Le marché hebdomadaire de la ville de l’ex-Maillot, semble connaître, à l’heure qu’il est, une situation sans précédent avec notamment la dégradation des lieux et le manque de commerçants qui viennent y écouler leurs marchandises. En effet, cela fait un bon moment depuis que ce marché a enclenché sa descente aux enfers, et les responsables compétents semblent ne pas y accorder beaucoup d’importance. Ainsi, l’adjudication qui vient d’être lancée par les services de l’APC de M’chedallah en vue de sa location, vient rappeler une autre fois la question de savoir quel sort sera réservé à ce marché. L’on a beau entendre parler d’un projet de déplacement du marché dans un autre endroit, mais cela semble ne pas être pour demain tant que rien d’officiel ne vient conforter cette prétendue perspective.

Mais la problématique qui se pose, est de savoir quels moyens seront mobilisés pour redorer le blason de ces lieux. Faut-il ainsi dire que les responsables municipaux au même titre que le futur locataire, doivent miser sur la réhabilitation de ce marché qui est l’une des rares sources financières de la commune.

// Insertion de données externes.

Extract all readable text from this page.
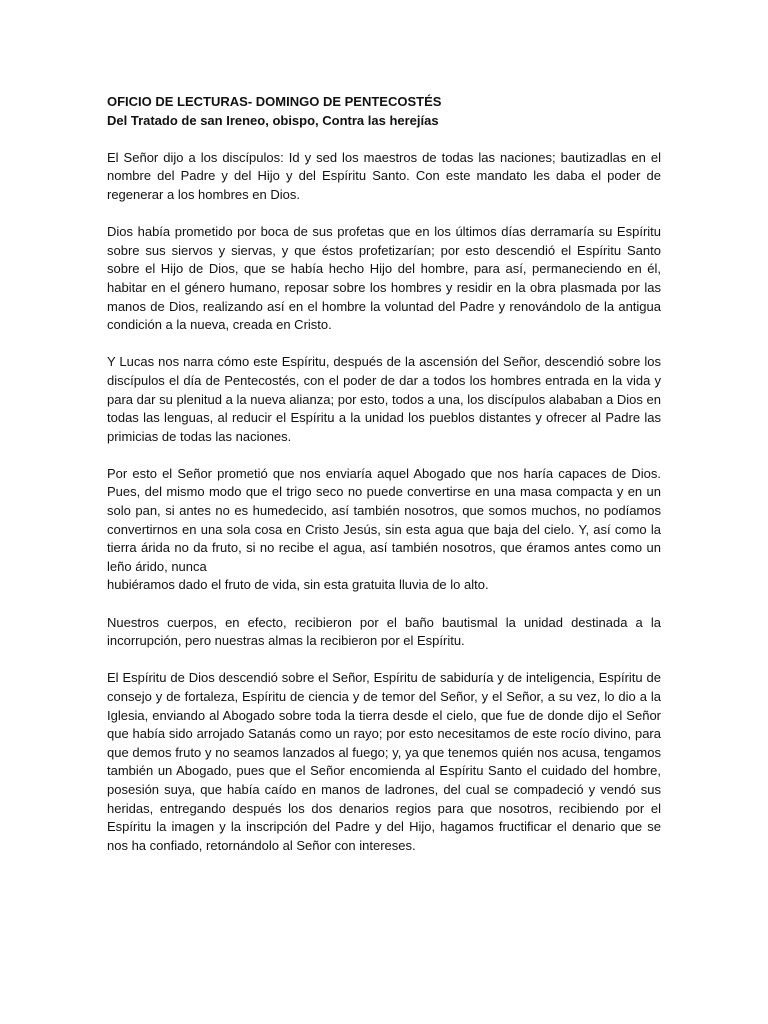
OFICIO DE LECTURAS- DOMINGO DE PENTECOSTÉS

Del Tratado de san Ireneo, obispo, Contra las herejías

El Señor dijo a los discípulos: Id y sed los maestros de todas las naciones; bautizadlas en el nombre del Padre y del Hijo y del Espíritu Santo. Con este mandato les daba el poder de regenerar a los hombres en Dios.

Dios había prometido por boca de sus profetas que en los últimos días derramaría su Espíritu sobre sus siervos y siervas, y que éstos profetizarían; por esto descendió el Espíritu Santo sobre el Hijo de Dios, que se había hecho Hijo del hombre, para así, permaneciendo en él, habitar en el género humano, reposar sobre los hombres y residir en la obra plasmada por las manos de Dios, realizando así en el hombre la voluntad del Padre y renovándolo de la antigua condición a la nueva, creada en Cristo.

Y Lucas nos narra cómo este Espíritu, después de la ascensión del Señor, descendió sobre los discípulos el día de Pentecostés, con el poder de dar a todos los hombres entrada en la vida y para dar su plenitud a la nueva alianza; por esto, todos a una, los discípulos alababan a Dios en todas las lenguas, al reducir el Espíritu a la unidad los pueblos distantes y ofrecer al Padre las primicias de todas las naciones.

Por esto el Señor prometió que nos enviaría aquel Abogado que nos haría capaces de Dios. Pues, del mismo modo que el trigo seco no puede convertirse en una masa compacta y en un solo pan, si antes no es humedecido, así también nosotros, que somos muchos, no podíamos convertirnos en una sola cosa en Cristo Jesús, sin esta agua que baja del cielo. Y, así como la tierra árida no da fruto, si no recibe el agua, así también nosotros, que éramos antes como un leño árido, nunca
hubiéramos dado el fruto de vida, sin esta gratuita lluvia de lo alto.

Nuestros cuerpos, en efecto, recibieron por el baño bautismal la unidad destinada a la incorrupción, pero nuestras almas la recibieron por el Espíritu.

El Espíritu de Dios descendió sobre el Señor, Espíritu de sabiduría y de inteligencia, Espíritu de consejo y de fortaleza, Espíritu de ciencia y de temor del Señor, y el Señor, a su vez, lo dio a la Iglesia, enviando al Abogado sobre toda la tierra desde el cielo, que fue de donde dijo el Señor que había sido arrojado Satanás como un rayo; por esto necesitamos de este rocío divino, para que demos fruto y no seamos lanzados al fuego; y, ya que tenemos quién nos acusa, tengamos también un Abogado, pues que el Señor encomienda al Espíritu Santo el cuidado del hombre, posesión suya, que había caído en manos de ladrones, del cual se compadeció y vendó sus heridas, entregando después los dos denarios regios para que nosotros, recibiendo por el Espíritu la imagen y la inscripción del Padre y del Hijo, hagamos fructificar el denario que se nos ha confiado, retornándolo al Señor con intereses.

Ceci dit, avant de penser à lui changer de mains, il faut d’abord réfléchir à la façon dont il faut se conduire pour rendre à ce marché sa grandeur d’antan. L’aménagement des lieux avec en prime l’installation de l’éclairage, la réalisation des sanitaires et autres parkings, doit être pris en priorité si on veut veiller réellement sur l’intérêt de la municipalité ainsi que celui du futur locataire des lieux. L’on a d’ailleurs par le passé, fait écho dans ces mêmes colonnes, des difficultés que rencontrait l’ancien locataire.

Enfin, les responsables municipaux, ne doivent pas perdre de vue l’importance de cette infrastructure ; celle-là même qui ne doit pas les laisser indifférents et encore moins inertes par rapport à l’état de dégradation de ces lieux. La commune de M’chedallah, aura toujours besoin de cette infrastructure qui, en plus de son caractère purement commercial, revêt une symbolique anciennement ancrée dans l’esprit des Imcheddalis qui, depuis des siècles, se sont habitués à y faire leurs emplettes chaque mardi que Dieu fait.